I'm looking at the following challenge:
Fibonacci is a young resident of the Italian city of Pisa. He spends a lot of time visiting the Leaning Tower of Pisa, one of the iconic buildings in the city, that is situated close to his home. During all his visits to the tower, he plays a strange game while climbing the marble steps of the tower.
The Game: Fibonacci likes to climb the steps either one at a time, two at a time or three at a time. This adds variety to the otherwise monotonous task of climbing. He wants to find the total number of ways in which he can climb n steps, assuming that the order of his individual steps matters. Your task is to help Fibonacci compute this number.
For example, if he wishes to climb three steps, the case of n=3, he could do it in four different ways: (1,1,1): do it in three moves, one step at a time (1,2): do it in two moves, first take a single step, then a double step (2,1): do it in two moves, first take a double step, then a single step (3): do it in just one move, directly leaping to the third step To take another example, if n=5, then some of the sequences could be: (1,3,1),(1,1,3),(3,1,1),(2,1,1,1),(1,2,1,1),(2,1,2) Each sequence is one of the ways of climbing five steps.
The point to note here is that each element of a sequence can only be 1, 2 or 3. Write a recursive function named steps that accepts a positive integer n as an argument. It should return the total number of ways in which Fibonacci can ascend n steps. Note that the order of his steps is important.

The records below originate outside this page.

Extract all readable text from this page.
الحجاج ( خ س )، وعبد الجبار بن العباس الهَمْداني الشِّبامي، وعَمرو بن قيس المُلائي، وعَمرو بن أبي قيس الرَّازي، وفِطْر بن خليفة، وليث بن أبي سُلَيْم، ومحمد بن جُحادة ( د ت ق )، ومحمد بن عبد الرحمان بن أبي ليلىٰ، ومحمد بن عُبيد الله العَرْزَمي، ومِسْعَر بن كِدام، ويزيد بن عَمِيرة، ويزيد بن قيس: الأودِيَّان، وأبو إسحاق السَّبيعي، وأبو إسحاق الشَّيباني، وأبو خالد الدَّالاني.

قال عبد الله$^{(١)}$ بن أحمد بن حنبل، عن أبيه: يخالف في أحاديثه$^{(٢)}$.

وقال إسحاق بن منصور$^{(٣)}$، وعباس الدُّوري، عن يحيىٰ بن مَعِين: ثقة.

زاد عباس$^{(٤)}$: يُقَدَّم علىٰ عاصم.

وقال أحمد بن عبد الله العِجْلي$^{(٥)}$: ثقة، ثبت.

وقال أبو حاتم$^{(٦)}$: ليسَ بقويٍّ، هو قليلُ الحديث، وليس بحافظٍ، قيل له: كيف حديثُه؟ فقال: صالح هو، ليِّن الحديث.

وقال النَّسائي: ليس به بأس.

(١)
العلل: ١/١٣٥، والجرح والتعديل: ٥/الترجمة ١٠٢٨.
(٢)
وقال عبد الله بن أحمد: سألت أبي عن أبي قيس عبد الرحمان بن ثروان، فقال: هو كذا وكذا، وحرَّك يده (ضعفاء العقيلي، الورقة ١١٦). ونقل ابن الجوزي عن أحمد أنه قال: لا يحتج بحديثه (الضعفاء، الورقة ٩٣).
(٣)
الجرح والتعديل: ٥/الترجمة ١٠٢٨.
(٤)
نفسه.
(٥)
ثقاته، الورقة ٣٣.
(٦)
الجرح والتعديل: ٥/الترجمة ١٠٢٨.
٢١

I assume that the logic would be the same as a simple combinatorics problem where we distribute n indistinguishable objects into n distinguishable boxes such that each box at max contains k objects and find the number of possible arrangements for each combination, hence the title. Is this the correct way to look at it, or am I taking the wrong approach?
This is a Tribonacci sequence, following sequence A000073, skipping the first two zeroes, so for 𝑛 starting at 0, the sequence is 1, 1, 2, 4, 7, 13, 24, ...etc.
A naive recursive function would look like this:
function steps(n) {
if (n < 2) return 1
if (n == 2) return 2
return steps(n-3) + steps(n-2) + steps(n-1)
}
If really implemented as a recursive function you'd better apply memoization to make sure it executes in linear time.
Note that such recursive implementation has a space complexity of O(𝑛). A more memory efficient way is to not implement it as a recursive function, but iteratively, which has a O(1) space complexity:
function steps(n) {
a = 0
b = 0
c = 1
while (n > 0) {
d = a + b + c
a = b
b = c
c = d
n = n - 1
}
return c
}
First, in the story of the staircase, let's call a step the part of the staircase, and a move the action you take to climb the stairs (in English the word "step" can be used for both, but that makes it quite confusing).
In the story, when you are 𝑛 steps away from the top (and 𝑛 > 2), you have three options for your next move: the move takes one step, two steps or three steps, reducing 𝑛 with the same amount. If for each of these options you know how many possibilities there are to continue further to the top, then you can just take the sum of those three counts and conclude how many possibilities there are when you are 𝑛 steps away from the top.
So we have this recurrence relation, where 𝑇𝑛 represents the number of possibilities when you are 𝑛 steps away from the top:
𝑇𝑛 = 𝑇𝑛−1 + 𝑇𝑛−2 + 𝑇𝑛−3
What remains is to determine the counts for when 𝑛 is small:
𝑇0 = 1
𝑇1 = 1
𝑇2 = 2
The first one, 𝑇0, may feel non-intuitive, but when you are 0 steps away from the top, you are already at the top, and no more moves are needed. Yet, you achieved the goal, so it counts as 1: there evidently is a way to reach the top -- by doing nothing.
With these specification of 𝑇, the recursive function follows naturally.